Dynamics and politics matter; face the effin fact. Except where substantial losses are foreseen to devastate many people (see Rule #1) it is best to keep your dirty laundry away from corporate.
“And third,” LBN continued, “Value your people.” This is the easiest to understand; after all “There is no ‘I’ in ‘TEAM'”. Even if the boss receives an award, he should know it would not be possible without the team, without the janitor, the security guard, the lady who mans the xerox machine. A good boss makes work PERSONALLY fulfilling for everyone involved.
Personally fulfilling means, most of all, that people know how to make the right choices. They can set goals important to them, choose the actions that lead to those goals, and also make the team’s goals their own. If we should praise then we should also punish, for the right reasons. Reasons that they learn and that they will apply to police themselves.
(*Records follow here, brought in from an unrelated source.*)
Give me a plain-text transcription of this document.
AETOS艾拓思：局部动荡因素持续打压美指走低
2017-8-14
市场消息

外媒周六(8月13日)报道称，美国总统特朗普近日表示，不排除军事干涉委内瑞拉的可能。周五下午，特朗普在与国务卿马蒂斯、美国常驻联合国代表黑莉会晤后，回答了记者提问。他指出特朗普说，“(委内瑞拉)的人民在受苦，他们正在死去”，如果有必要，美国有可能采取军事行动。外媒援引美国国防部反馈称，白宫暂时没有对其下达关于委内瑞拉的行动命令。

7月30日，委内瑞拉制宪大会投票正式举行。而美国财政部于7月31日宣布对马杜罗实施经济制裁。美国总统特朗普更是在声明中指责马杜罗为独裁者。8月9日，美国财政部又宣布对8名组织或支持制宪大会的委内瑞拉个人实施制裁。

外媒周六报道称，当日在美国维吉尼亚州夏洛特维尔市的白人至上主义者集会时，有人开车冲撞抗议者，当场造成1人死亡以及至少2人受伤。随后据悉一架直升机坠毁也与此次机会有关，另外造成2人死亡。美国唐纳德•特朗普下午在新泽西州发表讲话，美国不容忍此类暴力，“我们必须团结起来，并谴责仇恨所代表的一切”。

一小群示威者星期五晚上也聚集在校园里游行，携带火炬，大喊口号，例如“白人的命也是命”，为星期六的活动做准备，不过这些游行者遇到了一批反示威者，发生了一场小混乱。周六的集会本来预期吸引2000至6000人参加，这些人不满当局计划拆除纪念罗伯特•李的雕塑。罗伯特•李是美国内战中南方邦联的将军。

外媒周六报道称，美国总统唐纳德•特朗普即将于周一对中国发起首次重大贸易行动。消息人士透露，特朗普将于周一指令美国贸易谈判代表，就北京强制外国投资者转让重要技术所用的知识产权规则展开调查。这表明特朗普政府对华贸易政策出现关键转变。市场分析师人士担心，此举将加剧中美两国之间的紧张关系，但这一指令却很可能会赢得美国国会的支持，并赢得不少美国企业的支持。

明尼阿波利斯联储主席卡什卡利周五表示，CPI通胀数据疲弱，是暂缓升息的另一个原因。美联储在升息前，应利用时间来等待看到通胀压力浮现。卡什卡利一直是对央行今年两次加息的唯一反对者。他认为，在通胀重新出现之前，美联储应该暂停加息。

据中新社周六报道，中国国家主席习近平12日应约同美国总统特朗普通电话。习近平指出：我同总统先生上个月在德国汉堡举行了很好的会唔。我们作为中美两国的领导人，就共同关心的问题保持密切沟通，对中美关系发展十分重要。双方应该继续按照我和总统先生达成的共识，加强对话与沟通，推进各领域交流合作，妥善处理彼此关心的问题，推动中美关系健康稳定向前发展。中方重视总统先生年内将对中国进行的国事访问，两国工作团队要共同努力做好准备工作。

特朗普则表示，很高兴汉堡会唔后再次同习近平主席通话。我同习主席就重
A cycle of accountability that involves both reward and punishment, goal setting and goal discarding, decision analysis, situation analysis should be in place with this one aim: to make people free, empowered, and responsible.
I gave the title LBN’s Three Rules for Corporate Success because that’s where the Rules came from. More than 30 years later I find myself in academe, yet the Rules still serve as a frank reminder to look away from the captivating landscape from time to time and to stay rooted on the road.